Avant ça tout de même, un nouveau tour, qui nous permet de faire un tour dans une boutique officielle de souvenirs du 64ème festival. Les t-shirts y coûtent plus de 20€, les posters une dizaine, tout est à un prix exorbitant, et les sacs que nous avons eu gratuitement sont à 15€.
Je me demande à quoi servent ces produits à ceux qui les achète ? Dire "je suis allé au festival de Cannes, puisque je n'avais pas de badge j'ai du rester à la porte des projections, je n'ai donc pas pu réellement profiter des évènements à part en restant des heures à essayer de récupérer une invitation en vain, mais en tout cas ce sac que j'ai payé 15€ est la preuve que j'y étais" ?

Nous avons aussi pu voir Samy Naceri s'engueuler à une terrasse, premier contact visuel qui confirme l'image qu'on a de lui.

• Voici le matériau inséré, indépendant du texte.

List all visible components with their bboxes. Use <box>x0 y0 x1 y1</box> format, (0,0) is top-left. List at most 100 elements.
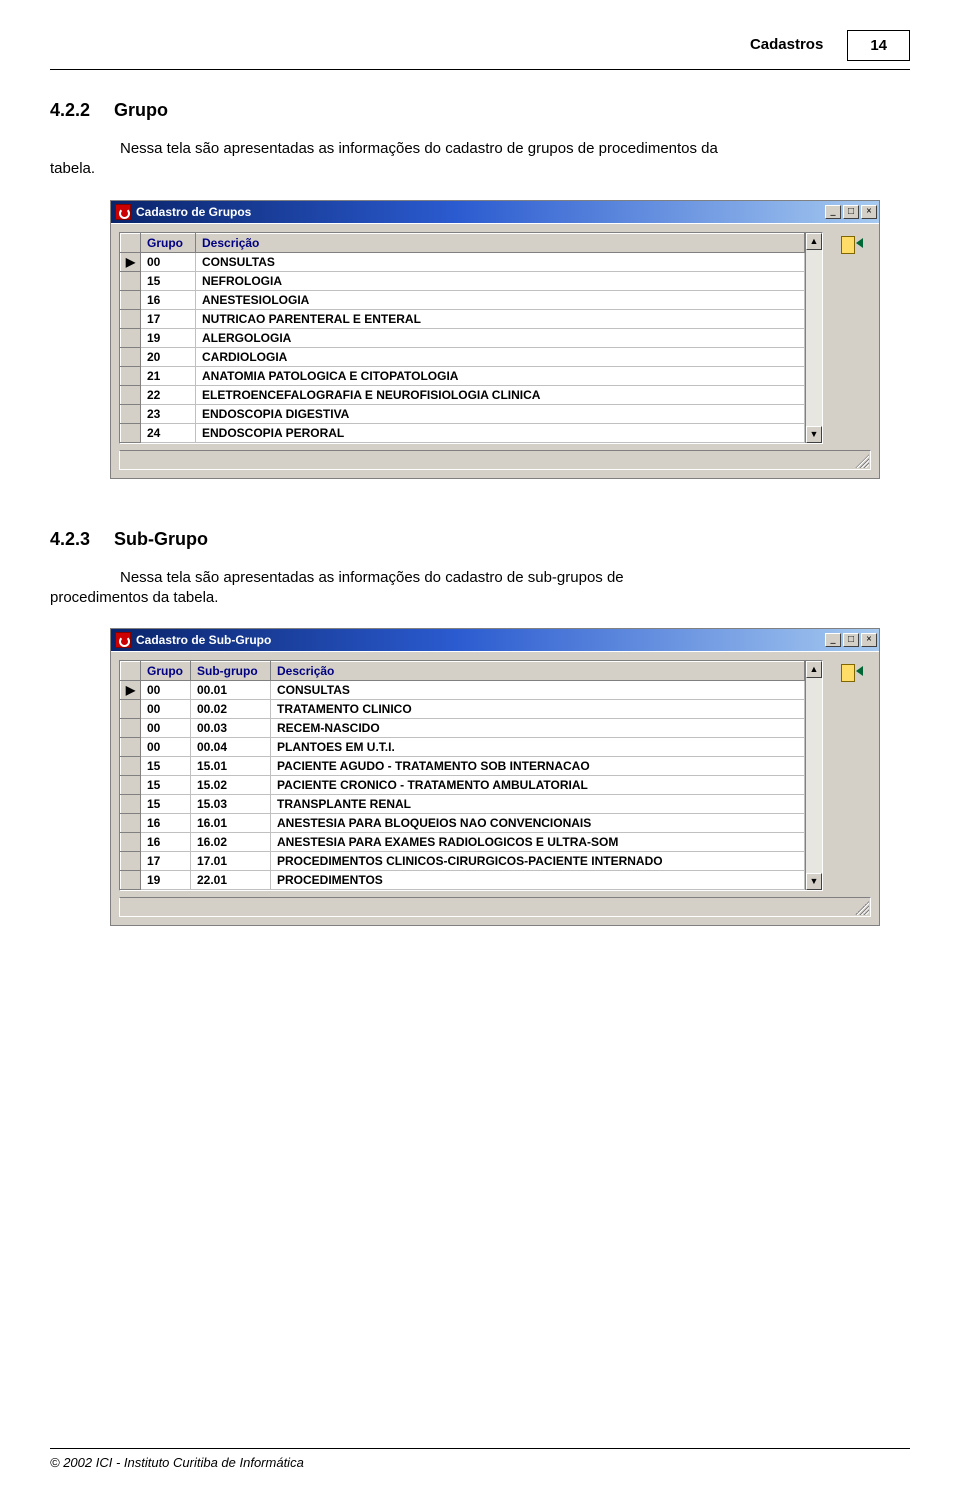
table-row[interactable]: 0000.02TRATAMENTO CLINICO <box>121 700 805 719</box>
table-row[interactable]: ▶00CONSULTAS <box>121 252 805 271</box>
cell-grupo: 00 <box>141 681 191 700</box>
cell-grupo: 00 <box>141 738 191 757</box>
cell-subgrupo: 00.02 <box>191 700 271 719</box>
row-marker <box>121 833 141 852</box>
section-name: Sub-Grupo <box>114 529 208 549</box>
cell-grupo: 22 <box>141 385 196 404</box>
table-row[interactable]: 17NUTRICAO PARENTERAL E ENTERAL <box>121 309 805 328</box>
window-title: Cadastro de Grupos <box>136 205 825 219</box>
section-body-line: procedimentos da tabela. <box>50 588 910 608</box>
row-marker <box>121 814 141 833</box>
cell-grupo: 15 <box>141 757 191 776</box>
cell-descricao: PROCEDIMENTOS CLINICOS-CIRURGICOS-PACIEN… <box>271 852 805 871</box>
table-row[interactable]: 0000.04PLANTOES EM U.T.I. <box>121 738 805 757</box>
section-body-subgrupo: Nessa tela são apresentadas as informaçõ… <box>50 568 910 609</box>
titlebar[interactable]: Cadastro de Sub-Grupo _ □ × <box>111 629 879 651</box>
table-row[interactable]: 21ANATOMIA PATOLOGICA E CITOPATOLOGIA <box>121 366 805 385</box>
cell-descricao: PACIENTE CRONICO - TRATAMENTO AMBULATORI… <box>271 776 805 795</box>
row-marker: ▶ <box>121 681 141 700</box>
cell-grupo: 17 <box>141 309 196 328</box>
close-button[interactable]: × <box>861 633 877 647</box>
table-row[interactable]: 22ELETROENCEFALOGRAFIA E NEUROFISIOLOGIA… <box>121 385 805 404</box>
section-name: Grupo <box>114 100 168 120</box>
table-row[interactable]: 0000.03RECEM-NASCIDO <box>121 719 805 738</box>
cell-descricao: ALERGOLOGIA <box>196 328 805 347</box>
table-row[interactable]: 23ENDOSCOPIA DIGESTIVA <box>121 404 805 423</box>
row-marker <box>121 347 141 366</box>
exit-icon[interactable] <box>839 662 863 684</box>
cell-subgrupo: 16.01 <box>191 814 271 833</box>
table-row[interactable]: 1922.01PROCEDIMENTOS <box>121 871 805 890</box>
exit-icon[interactable] <box>839 234 863 256</box>
statusbar <box>119 450 871 470</box>
row-marker <box>121 423 141 442</box>
minimize-button[interactable]: _ <box>825 633 841 647</box>
maximize-button[interactable]: □ <box>843 205 859 219</box>
table-row[interactable]: 1616.01ANESTESIA PARA BLOQUEIOS NAO CONV… <box>121 814 805 833</box>
row-marker <box>121 719 141 738</box>
table-row[interactable]: 1515.02PACIENTE CRONICO - TRATAMENTO AMB… <box>121 776 805 795</box>
scroll-up-button[interactable]: ▲ <box>806 661 822 678</box>
minimize-button[interactable]: _ <box>825 205 841 219</box>
close-button[interactable]: × <box>861 205 877 219</box>
app-icon <box>115 204 131 220</box>
cell-grupo: 23 <box>141 404 196 423</box>
section-title-subgrupo: 4.2.3Sub-Grupo <box>50 529 910 550</box>
cell-descricao: ANESTESIOLOGIA <box>196 290 805 309</box>
column-header[interactable]: Sub-grupo <box>191 662 271 681</box>
window-cadastro-grupos: Cadastro de Grupos _ □ × Grupo <box>110 200 880 479</box>
row-marker <box>121 366 141 385</box>
row-marker <box>121 852 141 871</box>
section-body-line: tabela. <box>50 159 910 179</box>
app-icon <box>115 632 131 648</box>
table-row[interactable]: 20CARDIOLOGIA <box>121 347 805 366</box>
table-row[interactable]: 1515.01PACIENTE AGUDO - TRATAMENTO SOB I… <box>121 757 805 776</box>
data-grid[interactable]: Grupo Sub-grupo Descrição ▶0000.01CONSUL… <box>119 660 823 891</box>
section-body-grupo: Nessa tela são apresentadas as informaçõ… <box>50 139 910 180</box>
row-header-corner <box>121 662 141 681</box>
cell-grupo: 24 <box>141 423 196 442</box>
vertical-scrollbar[interactable]: ▲ ▼ <box>805 661 822 890</box>
scroll-down-button[interactable]: ▼ <box>806 873 822 890</box>
table-row[interactable]: 24ENDOSCOPIA PERORAL <box>121 423 805 442</box>
scroll-down-button[interactable]: ▼ <box>806 426 822 443</box>
resize-grip[interactable] <box>855 454 869 468</box>
data-grid[interactable]: Grupo Descrição ▶00CONSULTAS15NEFROLOGIA… <box>119 232 823 444</box>
cell-descricao: ANESTESIA PARA BLOQUEIOS NAO CONVENCIONA… <box>271 814 805 833</box>
titlebar[interactable]: Cadastro de Grupos _ □ × <box>111 201 879 223</box>
scroll-up-button[interactable]: ▲ <box>806 233 822 250</box>
header-rule <box>50 69 910 70</box>
cell-descricao: TRANSPLANTE RENAL <box>271 795 805 814</box>
table-row[interactable]: ▶0000.01CONSULTAS <box>121 681 805 700</box>
cell-subgrupo: 15.03 <box>191 795 271 814</box>
table-row[interactable]: 15NEFROLOGIA <box>121 271 805 290</box>
scroll-track[interactable] <box>806 678 822 873</box>
vertical-scrollbar[interactable]: ▲ ▼ <box>805 233 822 443</box>
window-cadastro-subgrupo: Cadastro de Sub-Grupo _ □ × Grupo <box>110 628 880 926</box>
scroll-track[interactable] <box>806 250 822 426</box>
cell-subgrupo: 17.01 <box>191 852 271 871</box>
cell-grupo: 19 <box>141 871 191 890</box>
row-marker <box>121 738 141 757</box>
table-row[interactable]: 1515.03TRANSPLANTE RENAL <box>121 795 805 814</box>
cell-descricao: RECEM-NASCIDO <box>271 719 805 738</box>
table-row[interactable]: 1616.02ANESTESIA PARA EXAMES RADIOLOGICO… <box>121 833 805 852</box>
cell-subgrupo: 00.03 <box>191 719 271 738</box>
column-header[interactable]: Grupo <box>141 662 191 681</box>
cell-subgrupo: 16.02 <box>191 833 271 852</box>
footer-text: © 2002 ICI - Instituto Curitiba de Infor… <box>50 1455 910 1470</box>
table-row[interactable]: 1717.01PROCEDIMENTOS CLINICOS-CIRURGICOS… <box>121 852 805 871</box>
column-header[interactable]: Grupo <box>141 233 196 252</box>
cell-descricao: ENDOSCOPIA DIGESTIVA <box>196 404 805 423</box>
column-header[interactable]: Descrição <box>271 662 805 681</box>
maximize-button[interactable]: □ <box>843 633 859 647</box>
table-row[interactable]: 16ANESTESIOLOGIA <box>121 290 805 309</box>
resize-grip[interactable] <box>855 901 869 915</box>
section-number: 4.2.2 <box>50 100 90 121</box>
cell-descricao: ANATOMIA PATOLOGICA E CITOPATOLOGIA <box>196 366 805 385</box>
cell-descricao: ANESTESIA PARA EXAMES RADIOLOGICOS E ULT… <box>271 833 805 852</box>
column-header[interactable]: Descrição <box>196 233 805 252</box>
table-row[interactable]: 19ALERGOLOGIA <box>121 328 805 347</box>
cell-descricao: ENDOSCOPIA PERORAL <box>196 423 805 442</box>
cell-grupo: 15 <box>141 271 196 290</box>
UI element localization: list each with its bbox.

En allant plus loin que le matin, je découvre une affiche pour Avatar... qui se révèle être en fait "the biggest movie of all time 3D", la prochaine production de ces connards qui ont pondu "big movie".
Peu après, on remplit des formulaires pour participer à un jeu, et des cris de la foule nous mènent au Martinez où on appelle "Vanessa". On ne la verra pas, qui qu'elle soit, et on retourne finalement vers le Palais.
Je pensais voir The slut, titre prometteur, mais je ne peux y avoir accès, la séance étant réservée au Club des cinéphiles, et donc il n'était pas possible de voir Ducoboo le lendemain, film que je voulais absolument voir uniquement pour détester cet affront à mon enfance, ou alors à une autre séance, mais qui m'empêcherait de voir Polisse.
A ce moment là, il n'y avait plus le temps de voir autre chose, ayant suivi mes camarades au lieu d'essayer la séance de courts-métrages, qui avait déjà commencé quand je découvris que je ne pouvais voir The slut.
Une heure après il y avait Bong of the dead ou Naked soldier ; j'ai préfére voir Porfirio.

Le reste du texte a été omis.